As the particular problems of children were identified, the federal government responded by accepting responsibility for the care of vulnerable children. In 1909, President Theodore Roosevelt convened the first of many White House conferences on the Care of Dependant Children. In 1912, the federal government established the U.S. Children's Bureau. In 1921, Congress passed the Sheppard-Towner Act, which authorized federal direct care for children. The AMA condemned the act as socialized medicine. When the Pediatric Section of the AMA House of Delegates endorsed the renewal of the Sheppard-Towner Act in 1929, the AMA House of Delegates rebuked the Pediatric Section and reversed the Section position, adopting a policy that prohibited any Section from taking any action without endorsement from the AMA House of Delegates. Key members of the Pediatric Section responded by recognizing the need for an independent professional organization and established the American Academy of Pediatrics (AAP) in 1930. The founders of the AAP declared that the core mission would be "to attain optimal physical, mental and social health and well being for all infants, children, adolescents and young adults." Through its many programs and projects, the AAP would seek to address " the needs of children, their families, and their communities… through advocacy, education, research, and service." The AAP remains the only national professional health organization whose goal is to serve and advocate for children and not just to serve the needs of its membership.

The Society for Pediatric Research was established for young basic science investigators in 1931. The Ambulatory Pediatric Association was founded in 1960 by a group of hospital outpatient directors interested in developing ambulatory care and health services research.

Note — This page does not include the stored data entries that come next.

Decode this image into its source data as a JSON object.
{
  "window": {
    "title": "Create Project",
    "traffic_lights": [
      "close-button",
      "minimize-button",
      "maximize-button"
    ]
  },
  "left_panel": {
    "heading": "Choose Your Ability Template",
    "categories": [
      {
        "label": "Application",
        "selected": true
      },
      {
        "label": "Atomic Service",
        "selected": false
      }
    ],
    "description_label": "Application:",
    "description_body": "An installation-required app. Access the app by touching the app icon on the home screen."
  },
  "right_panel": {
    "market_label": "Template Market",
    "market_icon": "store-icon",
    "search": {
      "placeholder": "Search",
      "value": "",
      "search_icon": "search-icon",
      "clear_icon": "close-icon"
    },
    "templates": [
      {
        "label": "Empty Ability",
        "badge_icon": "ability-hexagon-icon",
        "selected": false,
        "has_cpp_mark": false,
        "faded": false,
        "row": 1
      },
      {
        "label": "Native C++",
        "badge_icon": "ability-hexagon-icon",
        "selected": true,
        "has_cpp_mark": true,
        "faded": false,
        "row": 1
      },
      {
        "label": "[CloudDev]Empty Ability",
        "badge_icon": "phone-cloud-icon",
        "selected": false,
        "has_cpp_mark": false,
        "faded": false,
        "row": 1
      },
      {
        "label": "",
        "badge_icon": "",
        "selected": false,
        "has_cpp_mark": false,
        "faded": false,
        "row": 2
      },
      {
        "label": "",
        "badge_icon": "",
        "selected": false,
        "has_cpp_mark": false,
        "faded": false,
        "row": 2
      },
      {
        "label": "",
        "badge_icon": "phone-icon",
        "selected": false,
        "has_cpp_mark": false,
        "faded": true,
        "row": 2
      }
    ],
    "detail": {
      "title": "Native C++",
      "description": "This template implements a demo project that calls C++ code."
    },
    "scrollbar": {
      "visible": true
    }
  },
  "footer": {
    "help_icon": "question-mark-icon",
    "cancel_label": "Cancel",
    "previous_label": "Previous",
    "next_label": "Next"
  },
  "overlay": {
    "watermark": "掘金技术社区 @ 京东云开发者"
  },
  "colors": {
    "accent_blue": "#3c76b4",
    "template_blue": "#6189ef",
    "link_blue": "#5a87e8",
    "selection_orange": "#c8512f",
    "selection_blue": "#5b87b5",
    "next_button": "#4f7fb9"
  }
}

Population and Culture: The Care of Children in Society

Population and Culture: The Care of Children in Society

Many medical, developmental, and psychosocial issues challenge pediatricians and their patients in the U.S., which is a nation of cultural and ethnic diversity. We need to appreciate the prevalence of medical conditions and the social and environmental influences associated with such conditions, including health disparities and cultural issues, in providing pediatric care. We depend on the science of pediatrics to expand our ability to practice evidence-based medicine. New technologies and treatments help to improve morbidity, mortality, and the quality of life for children and their families, but also increase the costs of medical care. The challenge for pediatricians is to deliver care that is socially equitable and available for all children.